# Lab 4: Clustering (K-Means)

**Instructions:**

- Make sure your codes can be tested by our TAs or instructors through a simple "click" before submission. You can submit a readme file if needed.

- Your submission file should be titled "IS424 Lab 4 - Clustering " followed by your name, and SMU email id. Submit it on the elearn assignment folder before the stated deadline.

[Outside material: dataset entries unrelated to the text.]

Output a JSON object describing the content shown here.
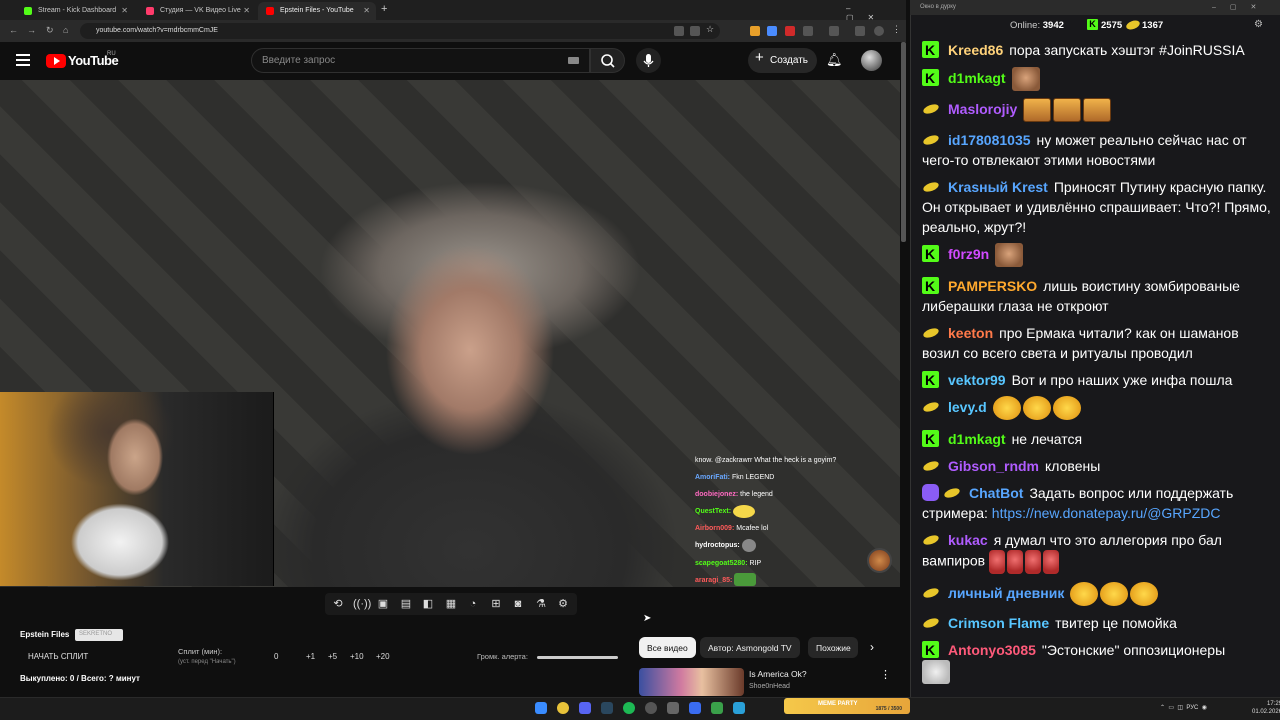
{
  "browser": {
    "tabs": [
      {
        "label": "Stream - Kick Dashboard",
        "color": "#53fc18"
      },
      {
        "label": "Студия — VK Видео Live",
        "color": "#ff3b6b"
      },
      {
        "label": "Epstein Files - YouTube",
        "color": "#ff0000"
      }
    ],
    "url": "youtube.com/watch?v=mdrbcmmCmJE"
  },
  "youtube": {
    "logo_text": "YouTube",
    "region": "RU",
    "search_placeholder": "Введите запрос",
    "create_label": "Создать"
  },
  "video_overlay_chat": [
    {
      "user": "",
      "text": "know. @zackrawrr What the heck is a goyim?",
      "color": "#ffffff"
    },
    {
      "user": "AmoriFati:",
      "text": "Fkn LEGEND",
      "color": "#6aa8ff"
    },
    {
      "user": "doobiejonez:",
      "text": "the legend",
      "color": "#ff6ac1"
    },
    {
      "user": "QuestText:",
      "text": "",
      "color": "#53fc18"
    },
    {
      "user": "Airborn009:",
      "text": "Mcafee lol",
      "color": "#ff5a5a"
    },
    {
      "user": "hydroctopus:",
      "text": "",
      "color": "#ffffff"
    },
    {
      "user": "scapegoat5280:",
      "text": "RIP",
      "color": "#53fc18"
    },
    {
      "user": "araragi_85:",
      "text": "",
      "color": "#ff5a5a"
    }
  ],
  "panel": {
    "title": "Epstein Files",
    "badge": "SEKRETNO",
    "start_split": "НАЧАТЬ СПЛИТ",
    "split_label": "Сплит (мин):",
    "split_hint": "(уст. перед \"Начать\")",
    "split_values": [
      "0",
      "+1",
      "+5",
      "+10",
      "+20"
    ],
    "bought": "Выкуплено: 0 / Всего: ? минут",
    "alert_label": "Громк. алерта:"
  },
  "chips": [
    "Все видео",
    "Автор: Asmongold TV",
    "Похожие"
  ],
  "recommended": {
    "title": "Is America Ok?",
    "channel": "Shoe0nHead"
  },
  "taskbar": {
    "meme_label": "MEME PARTY",
    "meme_count": "1875 / 3500",
    "tray_lang": "РУС",
    "time": "17:29",
    "date": "01.02.2026"
  },
  "chat": {
    "window_title": "Окно в дурку",
    "online_label": "Online:",
    "online_count": "3942",
    "kick_count": "2575",
    "vk_count": "1367",
    "messages": [
      {
        "platform": "kick",
        "nick": "Kreed86",
        "color": "#ffd27a",
        "text": "пора запускать хэштэг #JoinRUSSIA"
      },
      {
        "platform": "kick",
        "nick": "d1mkagt",
        "color": "#53fc18",
        "text": ""
      },
      {
        "platform": "vk",
        "nick": "Maslorojiy",
        "color": "#b05cff",
        "text": ""
      },
      {
        "platform": "vk",
        "nick": "id178081035",
        "color": "#58a6ff",
        "text": "ну может реально сейчас нас от чего-то отвлекают этими новостями"
      },
      {
        "platform": "vk",
        "nick": "Krasный Krest",
        "color": "#58a6ff",
        "text": "Приносят Путину красную папку. Он открывает и удивлённо спрашивает: Что?! Прямо, реально, жрут?!"
      },
      {
        "platform": "kick",
        "nick": "f0rz9n",
        "color": "#d14aff",
        "text": ""
      },
      {
        "platform": "kick",
        "nick": "PAMPERSKO",
        "color": "#ffa92e",
        "text": "лишь воистину зомбированые либерашки глаза не откроют"
      },
      {
        "platform": "vk",
        "nick": "keeton",
        "color": "#ff7a4a",
        "text": "про Ермака читали? как он шаманов возил со всего света и ритуалы проводил"
      },
      {
        "platform": "kick",
        "nick": "vektor99",
        "color": "#58c6ff",
        "text": "Вот и про наших уже инфа пошла"
      },
      {
        "platform": "vk",
        "nick": "levy.d",
        "color": "#58c6ff",
        "text": ""
      },
      {
        "platform": "kick",
        "nick": "d1mkagt",
        "color": "#53fc18",
        "text": "не лечатся"
      },
      {
        "platform": "vk",
        "nick": "Gibson_rndm",
        "color": "#b05cff",
        "text": "кловены"
      },
      {
        "platform": "bot",
        "nick": "ChatBot",
        "color": "#58a6ff",
        "text": "Задать вопрос или поддержать стримера:",
        "link": "https://new.donatepay.ru/@GRPZDC"
      },
      {
        "platform": "vk",
        "nick": "kukac",
        "color": "#b05cff",
        "text": "я думал что это аллегория про бал вампиров"
      },
      {
        "platform": "vk",
        "nick": "личный дневник",
        "color": "#58a6ff",
        "text": ""
      },
      {
        "platform": "vk",
        "nick": "Crimson Flame",
        "color": "#58c6ff",
        "text": "твитер це помойка"
      },
      {
        "platform": "kick",
        "nick": "Antonyo3085",
        "color": "#ff5a7a",
        "text": "\"Эстонские\" оппозиционеры"
      }
    ]
  }
}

- **VERY IMPORTANT: This assignment must be your independent effort. You SHOULD NOT collaborate with others. Supporting or indulging in plagiarism is a violation of academic policy and any such attempts will lead to strict disciplinary action.**

**Learning Objectives:**

This lab assignment aims to familiarize you with some of the clustering techniques that you have learnt in the course. 
By the end of this lab, students will be familiar with the following concepts:
1.	K-Means Clustering using Python (sklearn).
2.	Effect of Standardization on clustering
3.	Visualizing different number of clusters for the same dataset

In [None]:
# Import libraries
import numpy as np
import pandas as pd
import matplotlib.pyplot as plt
import seaborn as sns

## 1. Import Iris Dataset

The Fisher Iris Dataset (https://archive.ics.uci.edu/ml/datasets/iris) will be used for this assignment.

In [None]:
iris_df = pd.read_csv('iris.data', header=None)
iris_df.columns = ['sepal_length', 'sepal_width', 'petal_length', 'petal_width', 'species']
iris_df.head()

## 2. Plot Scatterplots [6 marks]

There are 4 variables in the dataset. Plot the scatter plot of the data using the following pairs of variables (grouping them by `species`). You are free to use any visualization package of your choice. Seaborn is a good option: https://seaborn.pydata.org/generated/seaborn.scatterplot.html


**a. Sepal Width `sepal_width` and Sepal Length `sepal_length`**

In [None]:
# a. sepal_width and sepal_length


**b. Petal Width `petal_width` and Sepal Length `sepal_length`**

In [None]:
# b. petal_width and sepal_length


**c. Petal Width `petal_width` and Sepal Width `sepal_width`**

In [None]:
# c. petal_width and sepal_width


## 3. Perform K-Means Clustering [6 marks]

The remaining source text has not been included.